上海総合指数は0.07%高の3932.70で終了。主力株で構成するCSI300指数は0.6%高となった。
ハイテクセクターは、半導体関連企業が米同業株に追随する形で上昇。深セン証券取引所の新興企業向け市場「創業板(チャイネクスト)」総合指数は3.4%高、上海証券取引所の新興ハイテク企業向け市場「科創板」50指数は2.4%高となった。
半導体セクター指数は3.4%上昇し、CSI・5G通信指数は6%超上昇した。主力銘柄の中際旭創(ゾンジー・イノライト)は10%のストップ高となった。
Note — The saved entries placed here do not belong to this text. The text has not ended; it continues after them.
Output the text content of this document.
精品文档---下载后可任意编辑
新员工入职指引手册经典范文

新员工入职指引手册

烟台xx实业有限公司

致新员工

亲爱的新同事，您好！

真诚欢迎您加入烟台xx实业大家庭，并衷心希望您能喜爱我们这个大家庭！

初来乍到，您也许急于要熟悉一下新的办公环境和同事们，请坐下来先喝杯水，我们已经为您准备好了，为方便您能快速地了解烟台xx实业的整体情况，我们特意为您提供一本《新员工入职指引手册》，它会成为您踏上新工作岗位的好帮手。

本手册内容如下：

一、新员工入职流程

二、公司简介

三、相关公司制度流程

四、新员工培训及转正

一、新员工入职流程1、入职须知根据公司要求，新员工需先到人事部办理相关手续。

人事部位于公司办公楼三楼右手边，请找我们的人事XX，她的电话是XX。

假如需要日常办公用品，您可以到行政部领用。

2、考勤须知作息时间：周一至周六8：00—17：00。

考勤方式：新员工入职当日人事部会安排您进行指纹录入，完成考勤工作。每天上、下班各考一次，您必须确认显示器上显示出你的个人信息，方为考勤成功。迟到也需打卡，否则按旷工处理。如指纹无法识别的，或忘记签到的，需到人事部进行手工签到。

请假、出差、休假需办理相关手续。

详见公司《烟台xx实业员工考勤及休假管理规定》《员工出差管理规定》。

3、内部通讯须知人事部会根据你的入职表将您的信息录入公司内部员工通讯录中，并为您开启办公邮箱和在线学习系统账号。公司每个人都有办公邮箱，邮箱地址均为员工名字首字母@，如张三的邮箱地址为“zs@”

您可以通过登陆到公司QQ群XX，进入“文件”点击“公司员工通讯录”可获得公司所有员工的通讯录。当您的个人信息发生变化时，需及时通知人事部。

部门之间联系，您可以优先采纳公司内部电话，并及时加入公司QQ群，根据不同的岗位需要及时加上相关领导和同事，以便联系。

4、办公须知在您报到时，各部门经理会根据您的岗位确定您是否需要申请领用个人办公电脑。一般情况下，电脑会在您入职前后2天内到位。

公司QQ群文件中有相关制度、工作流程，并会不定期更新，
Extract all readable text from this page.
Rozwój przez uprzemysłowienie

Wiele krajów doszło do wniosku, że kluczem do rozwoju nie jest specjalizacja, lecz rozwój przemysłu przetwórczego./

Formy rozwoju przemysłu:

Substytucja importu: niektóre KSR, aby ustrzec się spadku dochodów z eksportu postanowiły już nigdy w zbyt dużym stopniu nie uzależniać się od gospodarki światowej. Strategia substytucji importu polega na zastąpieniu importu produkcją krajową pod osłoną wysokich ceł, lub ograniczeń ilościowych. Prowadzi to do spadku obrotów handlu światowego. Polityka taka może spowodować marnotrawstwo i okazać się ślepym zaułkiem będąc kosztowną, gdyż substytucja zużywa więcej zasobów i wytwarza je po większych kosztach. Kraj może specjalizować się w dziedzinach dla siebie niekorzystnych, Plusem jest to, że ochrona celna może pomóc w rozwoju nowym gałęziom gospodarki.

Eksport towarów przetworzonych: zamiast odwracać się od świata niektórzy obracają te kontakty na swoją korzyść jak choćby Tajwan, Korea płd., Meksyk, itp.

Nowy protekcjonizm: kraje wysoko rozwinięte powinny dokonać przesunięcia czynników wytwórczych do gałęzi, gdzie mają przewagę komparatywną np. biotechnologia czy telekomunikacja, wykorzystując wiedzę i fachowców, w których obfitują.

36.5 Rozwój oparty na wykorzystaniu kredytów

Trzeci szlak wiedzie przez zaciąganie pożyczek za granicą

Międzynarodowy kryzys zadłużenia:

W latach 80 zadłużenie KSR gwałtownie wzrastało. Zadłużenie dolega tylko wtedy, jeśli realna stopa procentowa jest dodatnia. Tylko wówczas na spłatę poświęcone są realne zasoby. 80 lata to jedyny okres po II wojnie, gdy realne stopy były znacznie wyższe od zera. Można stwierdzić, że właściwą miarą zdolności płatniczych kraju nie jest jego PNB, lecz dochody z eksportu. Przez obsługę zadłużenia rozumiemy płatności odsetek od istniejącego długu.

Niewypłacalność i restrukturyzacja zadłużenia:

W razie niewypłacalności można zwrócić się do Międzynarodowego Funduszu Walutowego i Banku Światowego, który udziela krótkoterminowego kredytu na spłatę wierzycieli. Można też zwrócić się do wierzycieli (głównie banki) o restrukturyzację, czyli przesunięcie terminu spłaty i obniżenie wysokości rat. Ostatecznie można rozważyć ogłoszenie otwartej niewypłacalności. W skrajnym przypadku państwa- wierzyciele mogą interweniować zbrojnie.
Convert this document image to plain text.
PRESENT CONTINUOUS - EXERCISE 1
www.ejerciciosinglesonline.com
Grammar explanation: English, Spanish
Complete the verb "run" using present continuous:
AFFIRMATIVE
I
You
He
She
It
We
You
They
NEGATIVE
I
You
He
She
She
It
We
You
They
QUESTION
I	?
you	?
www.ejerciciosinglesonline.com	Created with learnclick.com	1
一方、保険セクターは2.6%下落、銀行セクターは1.5%下落した。中国財政省が、金融システム全体で資本を増強するための協調的な取り組みとして、国有の保険会社および銀行に総額540億ドルの資本注入を主導すると表明したことが背景。
習近平国家主席が訪米に大規模な企業代表団を同行させる準備を進めていることがロイターの報道で明らかになった。中国投資に対する米政府の懐疑的な姿勢や、民間企業との緊張した関係を踏まえると異例の動きとなる。
南華先物のアナリストはリポートで「外部の不確実性が完全に和らいでいないため、市場はレンジ相場が続きそうだ」と指摘。米金利見通しの変化も今週の相場方向性を左右する鍵になるとした上で、ディフェンシブな大型株は比較的底堅く推移する公算が大きいと分析した。
香港市場ではハンセン指数とハンセンテック指数がともに約0.9%下落した。